The second I finished reading, the voice laughed, it laughed like the best joke in the world had just been told and everything clicked into place for me. It was the curse and this, it was the beginning of my torment. Its cackles sounded like lightning strikes as I processed what I had come to realise. It is what sent my father away, it is what happened in that bathroom and it is why my sister was in the hospital. Fuelled by pure determination I came to the decision that this curse would end with me, no matter what it took.

That was about a year ago now and things have certainly changed. My sister came back home from the hospital and I realised quickly that she will never be the same person that she was all those years ago. She’s eating again and I can tell that she’s in no real danger, but I still can’t help but worry that one day I’ll open the bathroom door and see something terrifying.

My father is… pretty much the same, still drinking and yelling his days away, but my mother, my poor pitiful mother who married into this disaster, cries every chance she gets. She cries for her husband, for her children and for herself as she spends every day getting ready for another fight where she loses parts of herself every time.

As for me, I’ve had the voice keeping me company. Every minute of the day I hear it whisper in my ear, indistinct but nonetheless threatening as it tries to wear me down. I like to think I’ve held myself up pretty nicely despite it all.
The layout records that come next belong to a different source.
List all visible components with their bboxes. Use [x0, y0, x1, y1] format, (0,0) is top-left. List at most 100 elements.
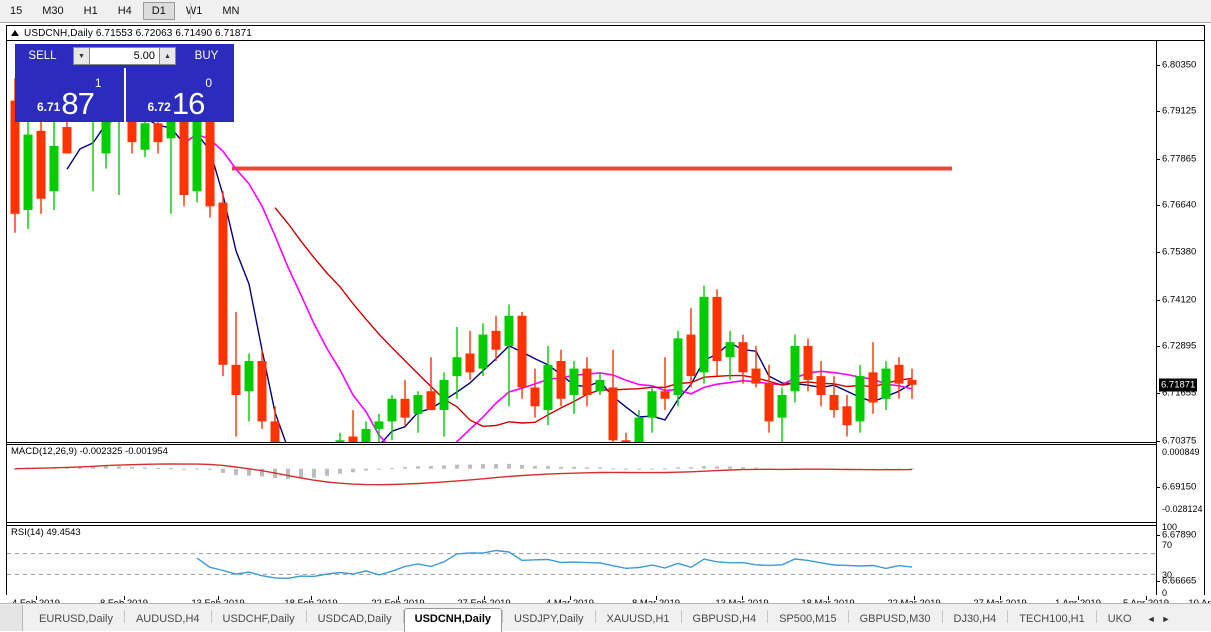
macd-histogram-bar [91, 466, 95, 469]
chart-tab-usdchf-daily[interactable]: USDCHF,Daily [222, 613, 295, 625]
time-tick [914, 596, 915, 600]
time-tick [1000, 596, 1001, 600]
candlestick [673, 330, 683, 407]
chart-title-bar: USDCNH,Daily 6.71553 6.72063 6.71490 6.7… [7, 26, 1204, 41]
macd-histogram-bar [468, 464, 472, 469]
chart-tab-sp500-m15[interactable]: SP500,M15 [779, 613, 837, 625]
sell-price-quote[interactable]: 6.71 87 1 [15, 68, 126, 122]
price-tick [1157, 392, 1160, 394]
chevron-up-icon: ▲ [164, 52, 171, 60]
sell-button[interactable]: SELL [15, 44, 70, 68]
buy-button[interactable]: BUY [179, 44, 234, 68]
current-price-label: 6.71871 [1159, 378, 1198, 392]
candlestick [413, 391, 423, 433]
macd-histogram-bar [377, 468, 381, 470]
chart-tab-usdcnh-daily[interactable]: USDCNH,Daily [403, 608, 503, 632]
chart-tab-gbpusd-m30[interactable]: GBPUSD,M30 [859, 613, 931, 625]
chart-tab-audusd-h4[interactable]: AUDUSD,H4 [135, 613, 200, 625]
candlestick [777, 387, 787, 442]
chart-tab-gbpusd-h4[interactable]: GBPUSD,H4 [692, 613, 757, 625]
macd-histogram-bar [520, 464, 524, 469]
macd-histogram-bar [910, 468, 914, 470]
timeframe-button-h4[interactable]: H4 [117, 5, 132, 17]
candlestick [374, 413, 384, 442]
macd-histogram-bar [442, 465, 446, 469]
rsi-pane[interactable]: RSI(14) 49.4543 [7, 525, 1157, 595]
time-tick [742, 596, 743, 600]
macd-pane[interactable]: MACD(12,26,9) -0.002325 -0.001954 [7, 444, 1157, 523]
candlestick [270, 406, 280, 442]
macd-histogram-bar [208, 468, 212, 470]
macd-histogram-bar [390, 467, 394, 469]
macd-histogram-bar [598, 467, 602, 469]
candlestick [543, 345, 553, 426]
price-label: 6.79125 [1162, 105, 1197, 117]
tabs-scroll-left-button[interactable] [0, 605, 23, 631]
price-tick [1157, 252, 1160, 254]
chart-tab-usdcad-daily[interactable]: USDCAD,Daily [317, 613, 392, 625]
macd-histogram-bar [624, 468, 628, 470]
candlestick [634, 410, 644, 442]
candlestick [556, 349, 566, 407]
price-label: 6.69150 [1162, 481, 1197, 493]
candlestick-chart [10, 77, 952, 442]
candlestick [751, 345, 761, 388]
chart-tab-xauusd-h1[interactable]: XAUUSD,H1 [606, 613, 670, 625]
volume-decrement-button[interactable]: ▼ [73, 47, 90, 65]
macd-histogram-bar [611, 468, 615, 470]
macd-histogram-bar [572, 466, 576, 469]
macd-histogram-bar [13, 468, 17, 470]
macd-histogram-bar [312, 468, 316, 478]
chart-tabs-list: EURUSD,Daily AUDUSD,H4 USDCHF,Daily USDCAD,… [0, 604, 1143, 632]
macd-histogram-bar [494, 464, 498, 469]
volume-control[interactable]: ▼ 5.00 ▲ [70, 44, 179, 68]
macd-histogram-bar [247, 468, 251, 476]
macd-histogram-bar [455, 464, 459, 469]
time-tick [1078, 596, 1079, 600]
candlestick [608, 349, 618, 442]
macd-histogram-bar [182, 468, 186, 470]
chart-tab-dj30-h4[interactable]: DJ30,H4 [953, 613, 997, 625]
tabs-scroll-arrows[interactable]: ◄ ► [1143, 614, 1177, 631]
candlestick [660, 357, 670, 411]
candlestick [829, 376, 839, 418]
tab-separator [305, 610, 307, 623]
one-click-trading-panel[interactable]: SELL ▼ 5.00 ▲ BUY 6.71 87 1 6.72 16 0 [15, 44, 234, 122]
candlestick [894, 357, 904, 399]
time-tick [218, 596, 219, 600]
chart-tab-uko[interactable]: UKO [1107, 613, 1132, 625]
candlestick [868, 342, 878, 414]
macd-histogram-bar [481, 464, 485, 469]
candlestick [36, 119, 46, 214]
chart-tab-usdjpy-daily[interactable]: USDJPY,Daily [514, 613, 584, 625]
tab-separator [123, 610, 125, 623]
timeframe-button-h1[interactable]: H1 [83, 5, 98, 17]
price-scale[interactable]: 6.80350 6.79125 6.77865 6.76640 6.75380 6.741… [1156, 41, 1204, 598]
timeframe-button-15[interactable]: 15 [10, 5, 23, 17]
macd-histogram-bar [195, 468, 199, 470]
timeframe-button-w1[interactable]: W1 [185, 5, 203, 17]
collapse-triangle-icon[interactable] [11, 30, 19, 36]
macd-histogram-bar [351, 468, 355, 473]
buy-price-quote[interactable]: 6.72 16 0 [126, 68, 235, 122]
time-tick [828, 596, 829, 600]
volume-input[interactable]: 5.00 [90, 47, 159, 65]
candlestick [699, 285, 709, 384]
volume-increment-button[interactable]: ▲ [159, 47, 176, 65]
macd-histogram-bar [338, 468, 342, 474]
timeframe-button-mn[interactable]: MN [222, 5, 240, 17]
timeframe-button-m30[interactable]: M30 [42, 5, 64, 17]
candlestick [361, 421, 371, 442]
candlestick [803, 338, 813, 392]
buy-price-main: 16 [171, 86, 205, 121]
tabs-arrow-right-icon[interactable]: ► [1161, 614, 1171, 624]
candlestick [881, 361, 891, 411]
timeframe-button-d1[interactable]: D1 [142, 2, 175, 20]
chart-tab-eurusd-daily[interactable]: EURUSD,Daily [39, 613, 113, 625]
tabs-arrow-left-icon[interactable]: ◄ [1146, 614, 1156, 624]
price-tick [1157, 487, 1160, 489]
chart-tab-tech100-h1[interactable]: TECH100,H1 [1019, 613, 1085, 625]
macd-histogram-bar [221, 468, 225, 473]
macd-histogram-bar [637, 468, 641, 470]
candlestick [530, 368, 540, 418]
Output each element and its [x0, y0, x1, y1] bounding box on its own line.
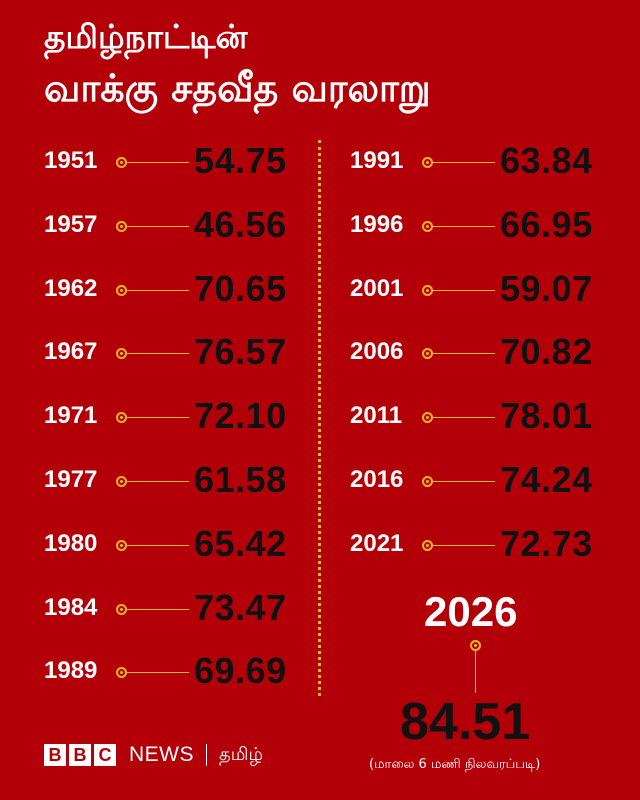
turnout-value: 63.84	[500, 140, 593, 181]
turnout-row: 1991 63.84	[350, 133, 600, 197]
latest-connector	[475, 651, 476, 693]
marker-dot-icon	[116, 284, 127, 296]
turnout-row: 1989 69.69	[44, 643, 294, 707]
title-line-1: தமிழ்நாட்டின்	[44, 17, 248, 56]
latest-year: 2026	[424, 588, 518, 635]
connector-line	[127, 289, 189, 291]
turnout-row: 1957 46.56	[44, 197, 294, 261]
marker-dot-icon	[422, 539, 433, 551]
marker-dot-icon	[422, 220, 433, 232]
marker-dot-icon	[422, 475, 433, 487]
connector-line	[127, 225, 189, 227]
connector-line	[127, 608, 189, 610]
year-label: 1962	[44, 274, 98, 302]
turnout-value: 66.95	[500, 203, 593, 245]
year-label: 1951	[44, 147, 98, 174]
year-label: 2001	[350, 274, 404, 302]
latest-value: 84.51	[400, 693, 531, 751]
marker-dot-icon	[116, 667, 127, 679]
year-label: 1989	[44, 657, 98, 685]
turnout-row: 1962 70.65	[44, 261, 294, 325]
connector-line	[127, 544, 189, 546]
connector-line	[433, 225, 495, 227]
marker-dot-icon	[422, 157, 433, 168]
marker-dot-icon	[116, 603, 127, 615]
turnout-row: 1951 54.75	[44, 133, 294, 197]
year-label: 2006	[350, 338, 404, 366]
turnout-row: 2021 72.73	[350, 516, 600, 580]
year-label: 1957	[44, 210, 98, 238]
marker-dot-icon	[116, 412, 127, 424]
marker-dot-icon	[422, 348, 433, 360]
turnout-row: 1980 65.42	[44, 516, 294, 580]
connector-line	[127, 417, 189, 419]
language-label: தமிழ்	[219, 743, 263, 765]
year-label: 2016	[350, 465, 404, 493]
turnout-row: 1984 73.47	[44, 580, 294, 644]
column-divider	[318, 140, 321, 696]
year-label: 1977	[44, 465, 98, 493]
turnout-value: 46.56	[194, 203, 287, 245]
year-label: 1996	[350, 210, 404, 238]
turnout-value: 70.65	[194, 267, 287, 309]
connector-line	[433, 353, 495, 355]
turnout-row: 2001 59.07	[350, 261, 600, 325]
turnout-row: 1977 61.58	[44, 452, 294, 516]
marker-dot-icon	[116, 539, 127, 551]
connector-line	[433, 544, 495, 546]
turnout-value: 70.82	[500, 331, 593, 373]
bbc-logo-letter: B	[69, 744, 91, 766]
bbc-logo-letter: C	[94, 744, 116, 766]
turnout-value: 72.10	[194, 395, 287, 437]
turnout-value: 72.73	[500, 522, 593, 564]
turnout-value: 54.75	[194, 140, 287, 181]
connector-line	[433, 480, 495, 482]
turnout-value: 74.24	[500, 458, 593, 500]
turnout-row: 1967 76.57	[44, 324, 294, 388]
right-column: 1991 63.84 1996 66.95 2001 59.07 2006 70.82 2011…	[350, 133, 600, 580]
turnout-row: 2016 74.24	[350, 452, 600, 516]
title-line-2: வாக்கு சதவீத வரலாறு	[44, 66, 431, 110]
footer-separator	[206, 744, 207, 766]
latest-note: (மாலை 6 மணி நிலவரப்படி)	[369, 757, 541, 772]
turnout-value: 69.69	[194, 650, 287, 692]
connector-line	[433, 162, 495, 163]
connector-line	[127, 480, 189, 482]
connector-line	[433, 289, 495, 291]
news-label: NEWS	[129, 743, 194, 766]
turnout-value: 73.47	[194, 586, 287, 628]
connector-line	[433, 417, 495, 419]
year-label: 1991	[350, 147, 404, 174]
year-label: 1984	[44, 593, 98, 621]
year-label: 1971	[44, 402, 98, 430]
turnout-row: 2006 70.82	[350, 324, 600, 388]
year-label: 1980	[44, 529, 98, 557]
marker-dot-icon	[422, 412, 433, 424]
turnout-row: 1971 72.10	[44, 388, 294, 452]
turnout-value: 59.07	[500, 267, 593, 309]
connector-line	[127, 672, 189, 674]
turnout-value: 61.58	[194, 458, 287, 500]
page-title: தமிழ்நாட்டின் வாக்கு சதவீத வரலாறு	[44, 14, 431, 116]
year-label: 1967	[44, 338, 98, 366]
bbc-logo: B B C	[44, 744, 119, 766]
year-label: 2021	[350, 529, 404, 557]
marker-dot-icon	[116, 475, 127, 487]
marker-dot-icon	[116, 348, 127, 360]
bbc-logo-letter: B	[44, 744, 66, 766]
marker-dot-icon	[116, 157, 127, 168]
left-column: 1951 54.75 1957 46.56 1962 70.65 1967 76.57 1971…	[44, 133, 294, 707]
turnout-row: 1996 66.95	[350, 197, 600, 261]
turnout-value: 78.01	[500, 395, 593, 437]
year-label: 2011	[350, 402, 403, 430]
footer: B B C NEWS தமிழ்	[44, 743, 263, 767]
turnout-value: 65.42	[194, 522, 287, 564]
marker-dot-icon	[422, 284, 433, 296]
connector-line	[127, 162, 189, 163]
connector-line	[127, 353, 189, 355]
turnout-value: 76.57	[194, 331, 287, 373]
latest-marker-icon	[470, 640, 481, 651]
turnout-row: 2011 78.01	[350, 388, 600, 452]
marker-dot-icon	[116, 220, 127, 232]
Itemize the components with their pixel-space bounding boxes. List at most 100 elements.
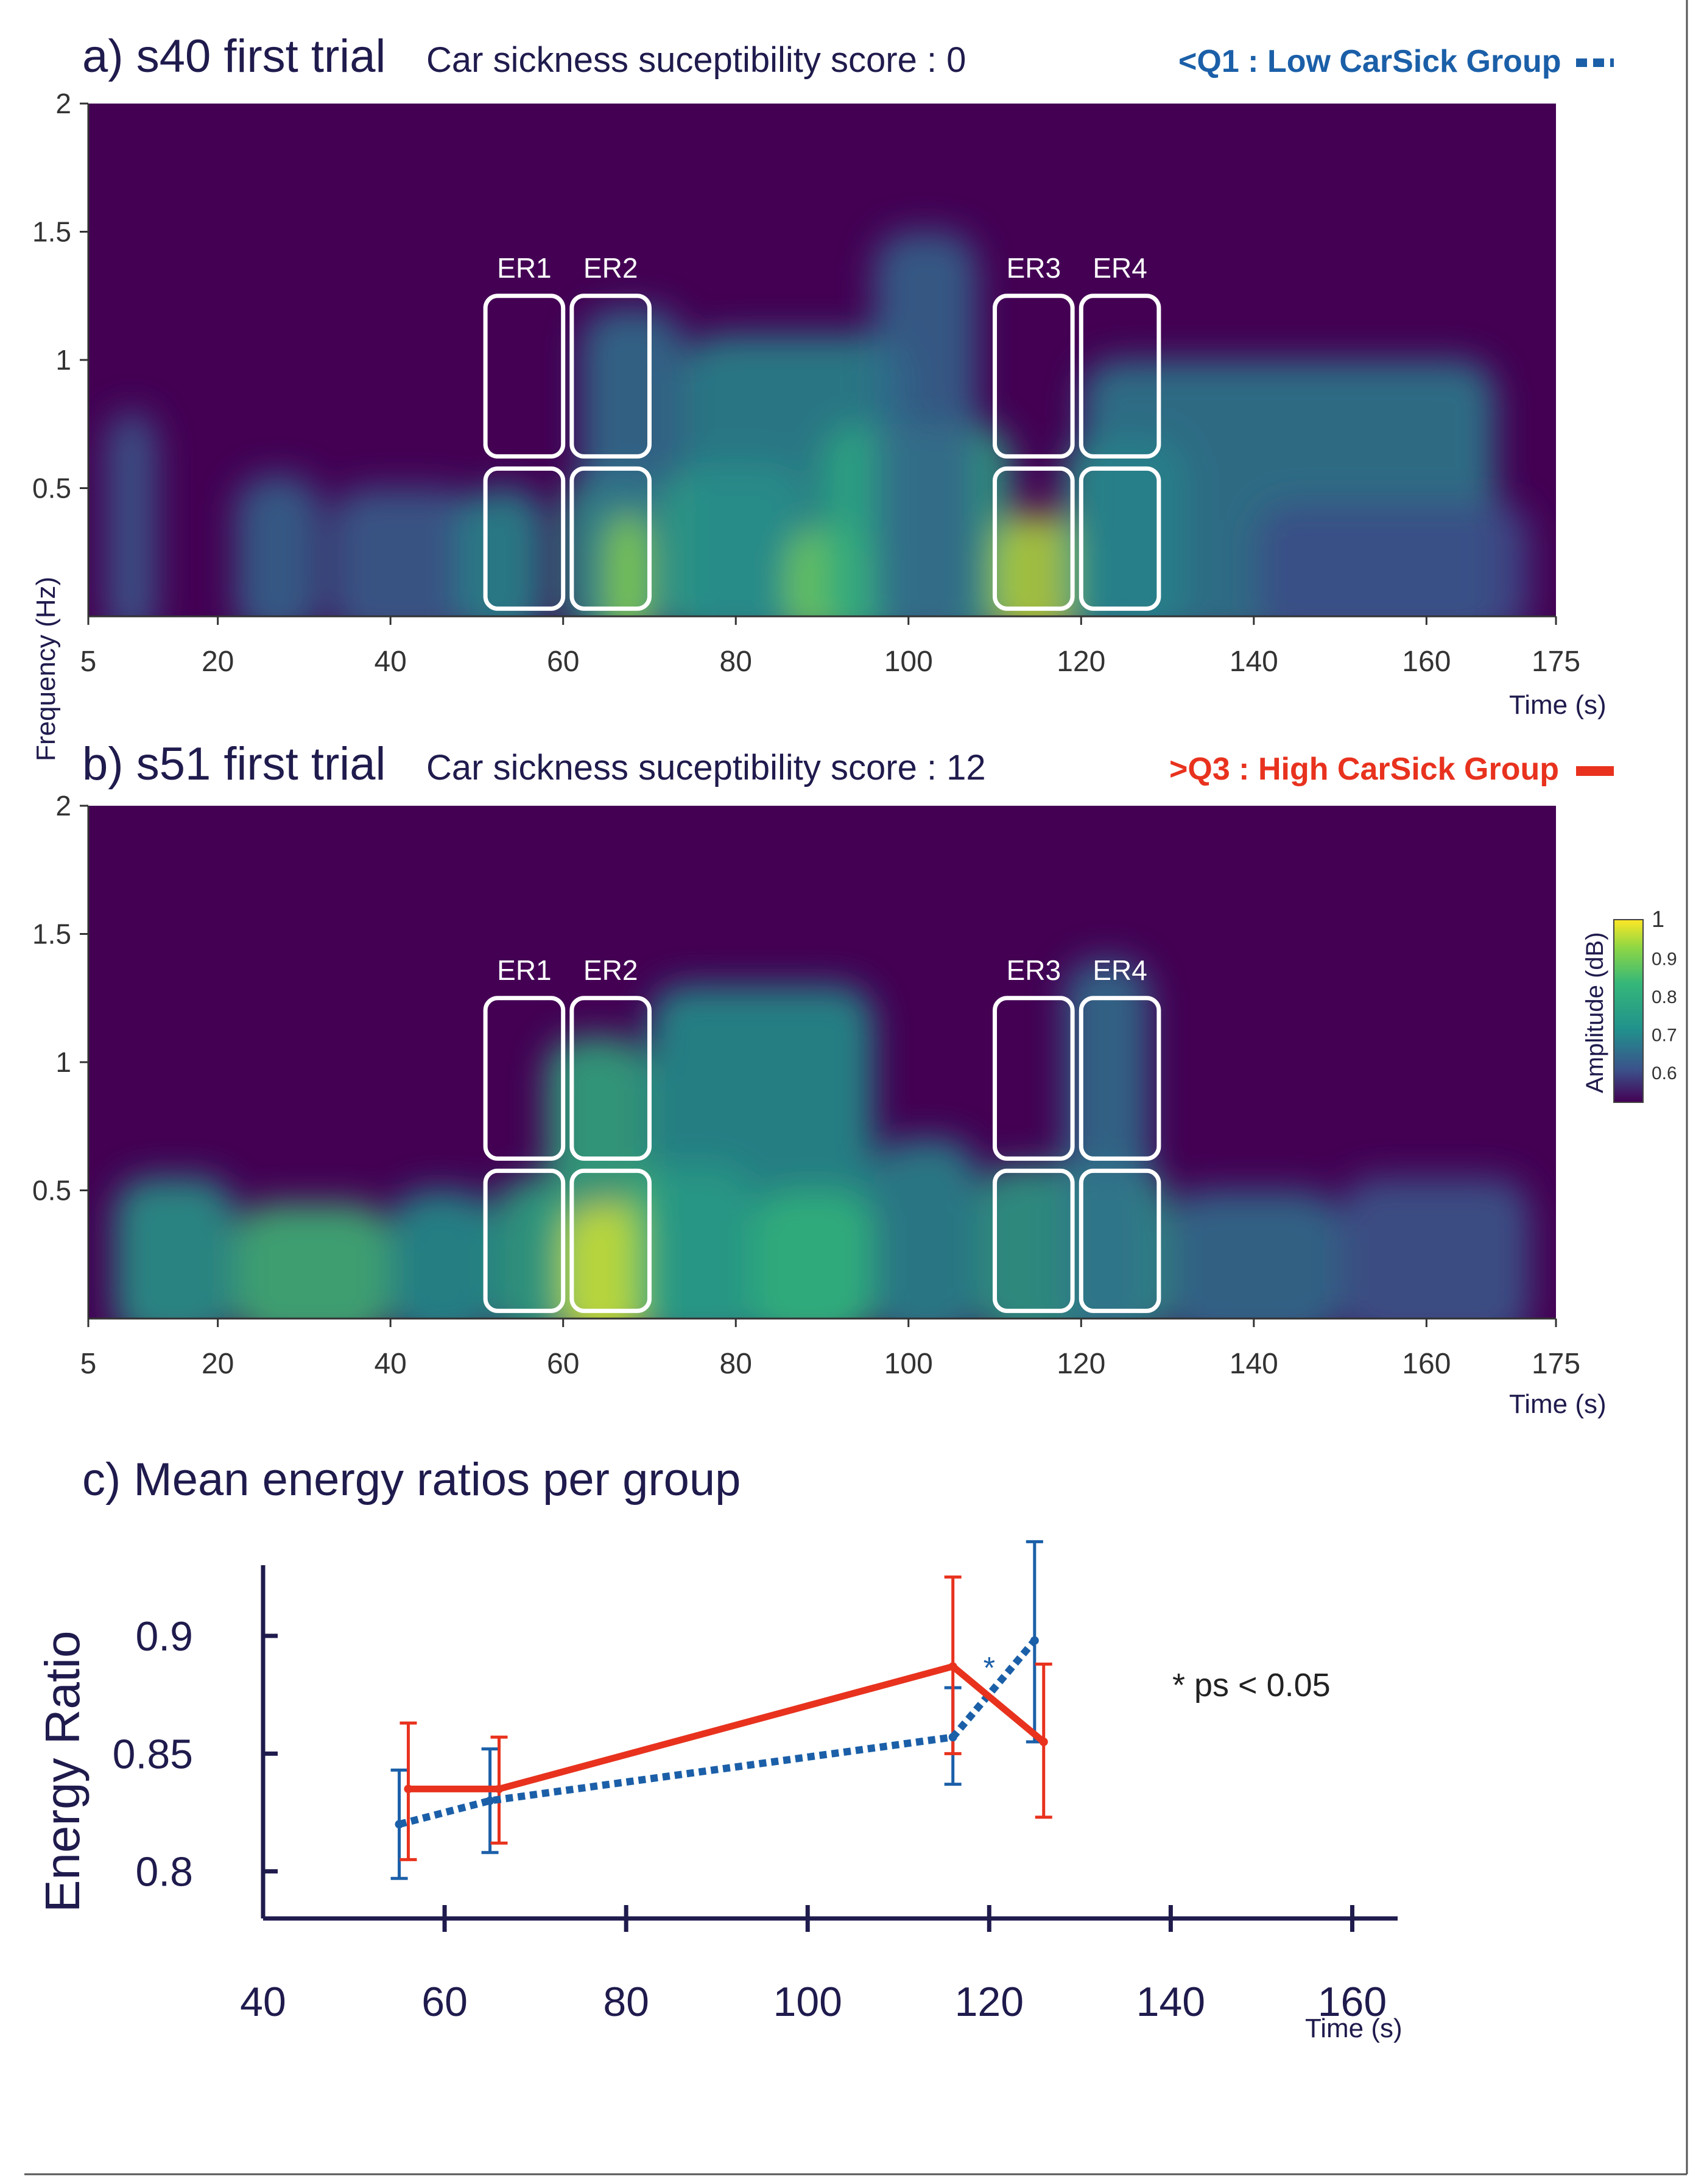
er-window-upper-er4	[1079, 294, 1161, 459]
series-line-high	[408, 1663, 1046, 1792]
y-tick-label: 2	[55, 790, 71, 822]
spectrogram-energy-region	[874, 231, 978, 616]
er-window-label: ER3	[1007, 954, 1061, 986]
er-window-upper-er2	[569, 294, 652, 459]
er-window-lower-er2	[569, 466, 652, 611]
y-tick-label: 1	[55, 1046, 71, 1078]
er-window-label: ER4	[1093, 252, 1147, 284]
er-window-upper-er3	[993, 996, 1075, 1161]
panel-c-significance-marker: *	[984, 1651, 995, 1685]
er-window-label: ER2	[583, 954, 638, 986]
er-window-lower-er2	[569, 1168, 652, 1313]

If you can manage to ignore the circles under my eyes and my incredibly greasy hair, I almost look like a decent member of society. I’ve been spending all my time trying to come up with a way to end the curse on my family, and I think I’ve finally figured it out. That’s why I’m writing all of this, as both an explanation and if it ever comes to it, a guide on how to deal with the voice if it ever comes back after this.

I’m currently in my room typing this all up, so forgive me if my text starts to become a little sloppy, after all the pills should be kicking in soon. The voice is laughing right now, the noise bouncing around in the four walls of my bedroom. It’s almost like it’s laughing directly at me, like I’m a clown in a circus performing tricks just for its amusement.